Mr Finkley is waiting on the landing above, peering down at me. My first impression is that he hasn’t changed. He has the same angular face, the same gravity-defying hair.
‘I remember you. You gave me the plants.’ Plants?
‘Who lives here?’ I ask, pointing at the door to flat three.
‘A couple with a loud child.’ He narrows his eyes at the door. When I slump back against the wall, sliding down to sit on the floor, he asks, ‘Are you all right?’
‘This is going to sound crazy,’ I say, ‘but yesterday I was twenty-six and living in this flat, then this morning I woke up somewhere else and I’m sixteen years older.’
Mr Finkley nods, as though this is a perfectly normal explanation for why I’m here. He opens his front door and says, ‘You’d better come in then. I don’t have any coffee or tea to offer you, though.’
Mr Finkley’s front room is a riot of greenery. There are plants everywhere. Ceramic pots pepper every surface, hanging baskets overflow with leaves, and there are tendrils of foliage climbing the door frames. Hidden within this jungle are boxes and boxes of junk, piled high around dusty brown furniture. The air smells of wet laundry, moth-eaten carpets, and garden centre.
‘I can offer you water or ham or both,’ he says, moving a plant from the sofa to take a seat opposite me, then picking up a cup, which looks and smells suspiciously like coffee.
‘I’m good, thank you. You have a lot of plants,’ I observe. When I’m nervous, I’m prone to stating the obvious.
‘You started my collection. Don’t you remember?’

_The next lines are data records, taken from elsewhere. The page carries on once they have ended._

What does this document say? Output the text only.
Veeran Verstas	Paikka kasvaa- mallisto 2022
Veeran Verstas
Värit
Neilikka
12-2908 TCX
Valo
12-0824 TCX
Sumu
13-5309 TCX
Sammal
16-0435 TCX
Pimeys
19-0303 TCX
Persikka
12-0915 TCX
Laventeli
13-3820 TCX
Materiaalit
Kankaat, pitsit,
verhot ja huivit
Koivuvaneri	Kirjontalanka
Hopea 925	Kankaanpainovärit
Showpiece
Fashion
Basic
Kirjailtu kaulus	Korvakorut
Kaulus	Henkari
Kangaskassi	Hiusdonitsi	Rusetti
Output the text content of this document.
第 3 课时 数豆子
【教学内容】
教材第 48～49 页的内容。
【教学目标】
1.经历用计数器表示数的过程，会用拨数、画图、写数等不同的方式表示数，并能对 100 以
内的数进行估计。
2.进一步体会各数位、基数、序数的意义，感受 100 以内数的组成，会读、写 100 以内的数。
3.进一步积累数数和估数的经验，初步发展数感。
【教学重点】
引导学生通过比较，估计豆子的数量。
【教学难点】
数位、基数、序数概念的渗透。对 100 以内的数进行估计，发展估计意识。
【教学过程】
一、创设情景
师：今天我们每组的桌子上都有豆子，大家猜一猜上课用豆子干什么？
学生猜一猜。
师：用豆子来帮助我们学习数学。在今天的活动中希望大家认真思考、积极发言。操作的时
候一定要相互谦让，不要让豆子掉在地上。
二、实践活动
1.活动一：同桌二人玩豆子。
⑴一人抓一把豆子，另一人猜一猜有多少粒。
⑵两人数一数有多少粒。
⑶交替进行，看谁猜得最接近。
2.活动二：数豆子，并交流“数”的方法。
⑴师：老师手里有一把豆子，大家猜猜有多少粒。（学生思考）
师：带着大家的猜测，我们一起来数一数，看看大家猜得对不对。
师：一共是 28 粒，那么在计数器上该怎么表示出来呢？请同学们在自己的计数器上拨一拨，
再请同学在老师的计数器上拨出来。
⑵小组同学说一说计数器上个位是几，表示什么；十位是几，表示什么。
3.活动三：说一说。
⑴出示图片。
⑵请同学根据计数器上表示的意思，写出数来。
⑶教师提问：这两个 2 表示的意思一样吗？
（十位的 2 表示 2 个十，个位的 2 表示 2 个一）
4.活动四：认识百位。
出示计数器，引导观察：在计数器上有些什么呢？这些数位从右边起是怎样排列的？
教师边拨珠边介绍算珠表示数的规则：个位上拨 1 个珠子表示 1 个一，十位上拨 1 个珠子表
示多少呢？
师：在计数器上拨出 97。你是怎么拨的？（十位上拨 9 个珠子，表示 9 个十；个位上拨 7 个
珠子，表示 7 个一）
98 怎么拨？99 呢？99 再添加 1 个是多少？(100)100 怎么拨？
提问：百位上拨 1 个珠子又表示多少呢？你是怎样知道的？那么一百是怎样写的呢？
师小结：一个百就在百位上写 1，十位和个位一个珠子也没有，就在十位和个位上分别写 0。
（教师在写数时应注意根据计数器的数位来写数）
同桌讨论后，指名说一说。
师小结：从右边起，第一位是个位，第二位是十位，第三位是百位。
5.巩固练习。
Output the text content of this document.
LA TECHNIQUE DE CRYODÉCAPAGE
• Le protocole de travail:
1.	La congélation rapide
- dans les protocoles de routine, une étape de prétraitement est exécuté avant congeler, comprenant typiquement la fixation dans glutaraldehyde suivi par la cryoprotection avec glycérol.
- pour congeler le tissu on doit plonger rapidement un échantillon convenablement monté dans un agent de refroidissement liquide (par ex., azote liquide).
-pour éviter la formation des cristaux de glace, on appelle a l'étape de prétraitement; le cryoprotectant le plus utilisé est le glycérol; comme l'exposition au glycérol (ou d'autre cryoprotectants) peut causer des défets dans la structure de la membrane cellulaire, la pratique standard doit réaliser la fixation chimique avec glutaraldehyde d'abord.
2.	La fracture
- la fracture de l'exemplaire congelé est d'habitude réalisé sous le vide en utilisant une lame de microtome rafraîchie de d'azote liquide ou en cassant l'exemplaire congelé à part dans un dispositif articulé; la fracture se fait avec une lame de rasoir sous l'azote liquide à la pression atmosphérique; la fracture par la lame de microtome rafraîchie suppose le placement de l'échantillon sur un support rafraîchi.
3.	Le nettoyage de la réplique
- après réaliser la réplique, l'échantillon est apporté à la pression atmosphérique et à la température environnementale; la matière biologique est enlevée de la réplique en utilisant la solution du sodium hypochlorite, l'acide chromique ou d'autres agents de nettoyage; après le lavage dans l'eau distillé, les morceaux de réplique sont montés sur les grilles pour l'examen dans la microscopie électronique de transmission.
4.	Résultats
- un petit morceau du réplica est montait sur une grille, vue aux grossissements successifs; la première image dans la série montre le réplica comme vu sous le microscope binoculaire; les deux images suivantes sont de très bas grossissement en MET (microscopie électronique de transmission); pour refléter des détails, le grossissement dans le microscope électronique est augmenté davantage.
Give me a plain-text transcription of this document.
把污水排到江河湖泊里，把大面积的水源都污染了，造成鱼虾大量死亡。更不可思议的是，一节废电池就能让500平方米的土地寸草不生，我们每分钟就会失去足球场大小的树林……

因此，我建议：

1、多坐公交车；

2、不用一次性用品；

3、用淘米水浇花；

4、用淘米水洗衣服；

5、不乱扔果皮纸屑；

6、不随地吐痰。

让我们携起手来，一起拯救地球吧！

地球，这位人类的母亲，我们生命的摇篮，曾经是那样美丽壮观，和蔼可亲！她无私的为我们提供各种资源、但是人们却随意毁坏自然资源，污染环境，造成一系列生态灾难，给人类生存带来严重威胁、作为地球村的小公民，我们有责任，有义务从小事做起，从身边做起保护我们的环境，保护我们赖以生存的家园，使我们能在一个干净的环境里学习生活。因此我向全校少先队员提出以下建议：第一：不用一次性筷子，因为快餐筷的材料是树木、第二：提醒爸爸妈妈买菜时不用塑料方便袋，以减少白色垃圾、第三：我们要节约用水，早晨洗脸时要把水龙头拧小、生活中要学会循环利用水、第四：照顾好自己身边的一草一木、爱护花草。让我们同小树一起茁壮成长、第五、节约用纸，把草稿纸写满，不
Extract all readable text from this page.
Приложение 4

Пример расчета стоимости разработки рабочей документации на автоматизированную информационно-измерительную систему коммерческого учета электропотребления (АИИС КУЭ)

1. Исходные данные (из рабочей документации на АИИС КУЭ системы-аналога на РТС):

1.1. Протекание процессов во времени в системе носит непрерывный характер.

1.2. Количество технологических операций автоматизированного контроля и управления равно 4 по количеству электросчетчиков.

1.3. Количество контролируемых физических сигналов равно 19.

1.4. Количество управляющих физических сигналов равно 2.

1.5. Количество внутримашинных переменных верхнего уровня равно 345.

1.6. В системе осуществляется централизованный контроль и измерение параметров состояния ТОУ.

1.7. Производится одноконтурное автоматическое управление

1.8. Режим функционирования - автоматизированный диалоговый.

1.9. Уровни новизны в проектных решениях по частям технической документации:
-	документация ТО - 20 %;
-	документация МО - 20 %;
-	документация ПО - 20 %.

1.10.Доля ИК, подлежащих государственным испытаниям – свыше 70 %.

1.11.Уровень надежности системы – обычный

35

‘Me? I’m terrible with plants, and no, I don’t remember anything, that’s kind of why I’m here.’
We sit in silence for a moment. I’m not sure how I expect Mr Finkley of all people to be able to help me, but there is something comforting about sitting with someone who looks and sounds the same as I remember them, someone who is not looking at me like I’m completely deranged.